The gist of the report is people in Eastern Washington are more likely to die of cancer, heart disease, Alzheimer’s disease and other common causes of death than people in Western Washington. The report was conducted by researchers at Washington State University’s Elson S. Floyd College of Medicine.

While we think of ourselves as Central Washington, for the purposes of this story, the 20 counties on the east side of the Cascade range were considered Eastern Washington.

According to the report, the cause for the discrepancy may be tied to poverty and less access to health care.

Those are important factors to keep in mind as we go about our business in Kittitas County and make decisions on issues like investing in health care facilities and strengthening the local economy or job base.

Kittitas County does differ from other areas of Eastern Washington. We are, obviously, closer to West Side medical facilities. While the county is a collection of small towns, compared to our more agricultural neighbors to the east, our small towns are not as remote.

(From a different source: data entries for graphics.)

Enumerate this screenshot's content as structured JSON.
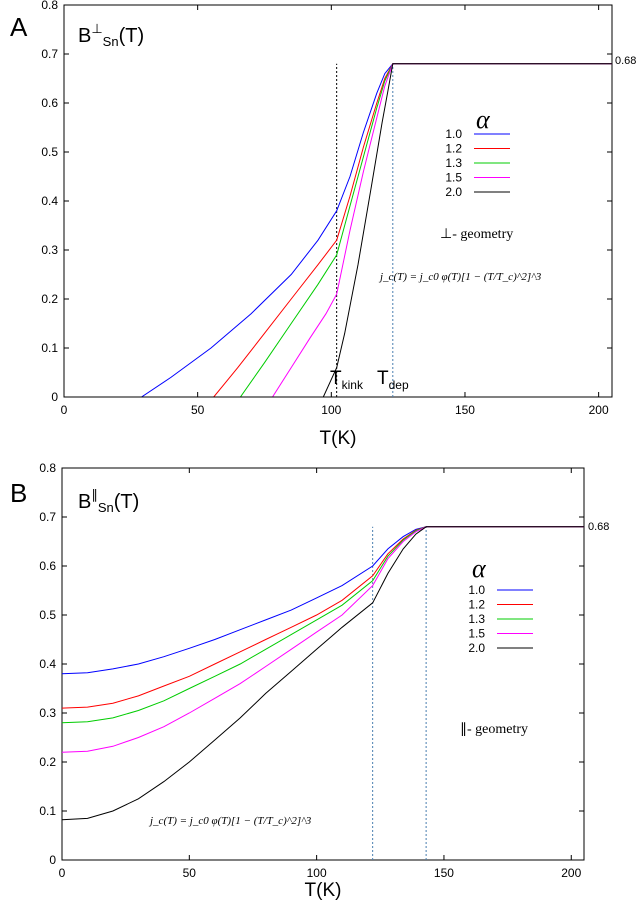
{
  "chart_data": [
    {
      "type": "line",
      "panel_label": "A",
      "title_main": "B",
      "title_sup": "⊥",
      "title_sub": "Sn",
      "title_tail": "(T)",
      "xlabel": "T(K)",
      "ylabel": "",
      "xlim": [
        0,
        205
      ],
      "ylim": [
        0,
        0.8
      ],
      "xticks": [
        0,
        50,
        100,
        150,
        200
      ],
      "yticks": [
        0,
        0.1,
        0.2,
        0.3,
        0.4,
        0.5,
        0.6,
        0.7,
        0.8
      ],
      "grid": false,
      "legend_title": "α",
      "legend_position": "right",
      "right_label": "0.68",
      "annotations": {
        "geometry": "⊥- geometry",
        "formula": "j_c(T) = j_c0 φ(T)[1 − (T/T_c)^2]^3",
        "t_kink_main": "T",
        "t_kink_sub": "kink",
        "t_dep_main": "T",
        "t_dep_sub": "dep"
      },
      "vlines": [
        {
          "x": 102,
          "color": "#000000"
        },
        {
          "x": 123,
          "color": "#4a7fb0"
        }
      ],
      "series": [
        {
          "name": "1.0",
          "color": "#0000ff",
          "points": [
            [
              0,
              0
            ],
            [
              29,
              0
            ],
            [
              40,
              0.04
            ],
            [
              55,
              0.1
            ],
            [
              70,
              0.17
            ],
            [
              85,
              0.25
            ],
            [
              95,
              0.32
            ],
            [
              102,
              0.38
            ],
            [
              107,
              0.45
            ],
            [
              112,
              0.54
            ],
            [
              117,
              0.62
            ],
            [
              120,
              0.66
            ],
            [
              123,
              0.68
            ],
            [
              205,
              0.68
            ]
          ]
        },
        {
          "name": "1.2",
          "color": "#ff0000",
          "points": [
            [
              0,
              0
            ],
            [
              56,
              0
            ],
            [
              65,
              0.06
            ],
            [
              75,
              0.13
            ],
            [
              85,
              0.2
            ],
            [
              95,
              0.27
            ],
            [
              102,
              0.32
            ],
            [
              107,
              0.41
            ],
            [
              112,
              0.51
            ],
            [
              117,
              0.6
            ],
            [
              120,
              0.65
            ],
            [
              123,
              0.68
            ],
            [
              205,
              0.68
            ]
          ]
        },
        {
          "name": "1.3",
          "color": "#00cc00",
          "points": [
            [
              0,
              0
            ],
            [
              66,
              0
            ],
            [
              75,
              0.07
            ],
            [
              85,
              0.15
            ],
            [
              95,
              0.23
            ],
            [
              102,
              0.29
            ],
            [
              107,
              0.39
            ],
            [
              112,
              0.49
            ],
            [
              117,
              0.59
            ],
            [
              120,
              0.645
            ],
            [
              123,
              0.68
            ],
            [
              205,
              0.68
            ]
          ]
        },
        {
          "name": "1.5",
          "color": "#ff00ff",
          "points": [
            [
              0,
              0
            ],
            [
              78,
              0
            ],
            [
              85,
              0.06
            ],
            [
              92,
              0.12
            ],
            [
              98,
              0.17
            ],
            [
              102,
              0.21
            ],
            [
              107,
              0.34
            ],
            [
              112,
              0.46
            ],
            [
              117,
              0.57
            ],
            [
              120,
              0.635
            ],
            [
              123,
              0.68
            ],
            [
              205,
              0.68
            ]
          ]
        },
        {
          "name": "2.0",
          "color": "#000000",
          "points": [
            [
              0,
              0
            ],
            [
              97,
              0
            ],
            [
              102,
              0.06
            ],
            [
              105,
              0.13
            ],
            [
              110,
              0.27
            ],
            [
              115,
              0.43
            ],
            [
              119,
              0.56
            ],
            [
              121,
              0.62
            ],
            [
              123,
              0.68
            ],
            [
              205,
              0.68
            ]
          ]
        }
      ]
    },
    {
      "type": "line",
      "panel_label": "B",
      "title_main": "B",
      "title_sup": "∥",
      "title_sub": "Sn",
      "title_tail": "(T)",
      "xlabel": "T(K)",
      "ylabel": "",
      "xlim": [
        0,
        205
      ],
      "ylim": [
        0,
        0.8
      ],
      "xticks": [
        0,
        50,
        100,
        150,
        200
      ],
      "yticks": [
        0,
        0.1,
        0.2,
        0.3,
        0.4,
        0.5,
        0.6,
        0.7,
        0.8
      ],
      "grid": false,
      "legend_title": "α",
      "legend_position": "right",
      "right_label": "0.68",
      "annotations": {
        "geometry": "∥- geometry",
        "formula": "j_c(T) = j_c0 φ(T)[1 − (T/T_c)^2]^3"
      },
      "vlines": [
        {
          "x": 122,
          "color": "#4a7fb0"
        },
        {
          "x": 143,
          "color": "#4a7fb0"
        }
      ],
      "series": [
        {
          "name": "1.0",
          "color": "#0000ff",
          "points": [
            [
              0,
              0.38
            ],
            [
              10,
              0.382
            ],
            [
              20,
              0.39
            ],
            [
              30,
              0.4
            ],
            [
              40,
              0.415
            ],
            [
              50,
              0.432
            ],
            [
              60,
              0.45
            ],
            [
              70,
              0.47
            ],
            [
              80,
              0.49
            ],
            [
              90,
              0.51
            ],
            [
              100,
              0.535
            ],
            [
              110,
              0.56
            ],
            [
              122,
              0.6
            ],
            [
              128,
              0.635
            ],
            [
              134,
              0.66
            ],
            [
              139,
              0.675
            ],
            [
              143,
              0.68
            ],
            [
              205,
              0.68
            ]
          ]
        },
        {
          "name": "1.2",
          "color": "#ff0000",
          "points": [
            [
              0,
              0.31
            ],
            [
              10,
              0.312
            ],
            [
              20,
              0.32
            ],
            [
              30,
              0.335
            ],
            [
              40,
              0.355
            ],
            [
              50,
              0.375
            ],
            [
              60,
              0.4
            ],
            [
              70,
              0.425
            ],
            [
              80,
              0.45
            ],
            [
              90,
              0.475
            ],
            [
              100,
              0.5
            ],
            [
              110,
              0.53
            ],
            [
              122,
              0.58
            ],
            [
              128,
              0.625
            ],
            [
              134,
              0.655
            ],
            [
              139,
              0.673
            ],
            [
              143,
              0.68
            ],
            [
              205,
              0.68
            ]
          ]
        },
        {
          "name": "1.3",
          "color": "#00cc00",
          "points": [
            [
              0,
              0.28
            ],
            [
              10,
              0.282
            ],
            [
              20,
              0.29
            ],
            [
              30,
              0.305
            ],
            [
              40,
              0.325
            ],
            [
              50,
              0.35
            ],
            [
              60,
              0.375
            ],
            [
              70,
              0.4
            ],
            [
              80,
              0.43
            ],
            [
              90,
              0.46
            ],
            [
              100,
              0.49
            ],
            [
              110,
              0.52
            ],
            [
              122,
              0.57
            ],
            [
              128,
              0.62
            ],
            [
              134,
              0.653
            ],
            [
              139,
              0.672
            ],
            [
              143,
              0.68
            ],
            [
              205,
              0.68
            ]
          ]
        },
        {
          "name": "1.5",
          "color": "#ff00ff",
          "points": [
            [
              0,
              0.22
            ],
            [
              10,
              0.222
            ],
            [
              20,
              0.232
            ],
            [
              30,
              0.25
            ],
            [
              40,
              0.272
            ],
            [
              50,
              0.3
            ],
            [
              60,
              0.33
            ],
            [
              70,
              0.36
            ],
            [
              80,
              0.395
            ],
            [
              90,
              0.43
            ],
            [
              100,
              0.465
            ],
            [
              110,
              0.5
            ],
            [
              122,
              0.56
            ],
            [
              128,
              0.615
            ],
            [
              134,
              0.65
            ],
            [
              139,
              0.67
            ],
            [
              143,
              0.68
            ],
            [
              205,
              0.68
            ]
          ]
        },
        {
          "name": "2.0",
          "color": "#000000",
          "points": [
            [
              0,
              0.082
            ],
            [
              10,
              0.085
            ],
            [
              20,
              0.1
            ],
            [
              30,
              0.125
            ],
            [
              40,
              0.16
            ],
            [
              50,
              0.2
            ],
            [
              60,
              0.245
            ],
            [
              70,
              0.29
            ],
            [
              80,
              0.34
            ],
            [
              90,
              0.385
            ],
            [
              100,
              0.43
            ],
            [
              110,
              0.475
            ],
            [
              122,
              0.525
            ],
            [
              128,
              0.585
            ],
            [
              134,
              0.635
            ],
            [
              139,
              0.665
            ],
            [
              143,
              0.68
            ],
            [
              205,
              0.68
            ]
          ]
        }
      ]
    }
  ]
}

We also have very good emergency medical services in both Upper and Lower County, which makes a huge difference when outcomes are influenced by the rapidly of medical care received.

But we do have issues with access to various levels and types of health care, as well as a generally lower income base than our big city kin.

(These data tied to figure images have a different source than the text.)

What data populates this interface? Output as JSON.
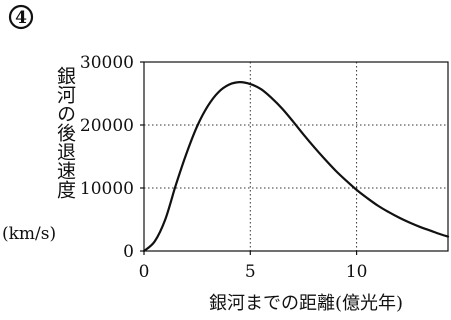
{
  "panel_label": "4",
  "chart_data": {
    "type": "line",
    "ylabel": "銀河の後退速度",
    "yunit": "(km/s)",
    "xlabel": "銀河までの距離(億光年)",
    "xlim": [
      0,
      14.3
    ],
    "ylim": [
      0,
      30000
    ],
    "xticks": [
      0,
      5,
      10
    ],
    "yticks": [
      0,
      10000,
      20000,
      30000
    ],
    "grid": "dotted",
    "series": [
      {
        "x": [
          0,
          0.5,
          1,
          1.5,
          2,
          2.5,
          3,
          3.5,
          4,
          4.5,
          5,
          5.5,
          6,
          6.5,
          7,
          7.5,
          8,
          8.5,
          9,
          9.5,
          10,
          10.5,
          11,
          11.5,
          12,
          12.5,
          13,
          13.5,
          14,
          14.3
        ],
        "y": [
          0,
          1500,
          5000,
          10500,
          15500,
          19800,
          23000,
          25200,
          26400,
          26800,
          26500,
          25700,
          24300,
          22600,
          20600,
          18500,
          16500,
          14600,
          12800,
          11200,
          9700,
          8400,
          7200,
          6200,
          5300,
          4500,
          3800,
          3200,
          2600,
          2300
        ]
      }
    ]
  }
}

It is not a shocking revelation that wealthy people can afford better health care. But from this county’s perspective it is not so much what an individual can afford and it is as what the community as a whole can support.

Kittitas County Hospital District 1 is the linchpin for our medical care in this county. The district operates our hospital — Kittitas Valley Healthcare — and it contracts to manage the Kittitas County Hospital District 2’s facilities in the Upper County.

Over the past decade or so, KVH, has steadily became the primary employer of physicians, replacing the private clinic business model.

While some may bemoan the loss of the independent practitioner, this consolidation does give the public a direct and defined avenue for commenting on and influencing level and scope of health care services.

If you read the statistics on mortality and want to influence the level of care, then the Kittitas County Hospital District 1 board of commissioners is that direct conduit.

Addressing the income levels is a more difficult task. There are two ways to address the income element — either increases wages earned or decrease the cost of health care so access is not wealth-based. It’s hard say which one would be more realistic more or less realistic.

The poverty rate could be improved by everyone being paid more for the jobs they currently perform or by somehow attracting jobs that pay more. The catch with second approach is the people currently living here working the lower wage jobs may not qualify for the higher wage jobs. So, in a real sense, raising the economic profile of the community, would not improve their access to health care.

Which brings us back to not just Kittitas County’s but the nation’s issue with affordability and access to health care.

While this report may not change anything, it does highlight that this issue is very much one with life and death consequences.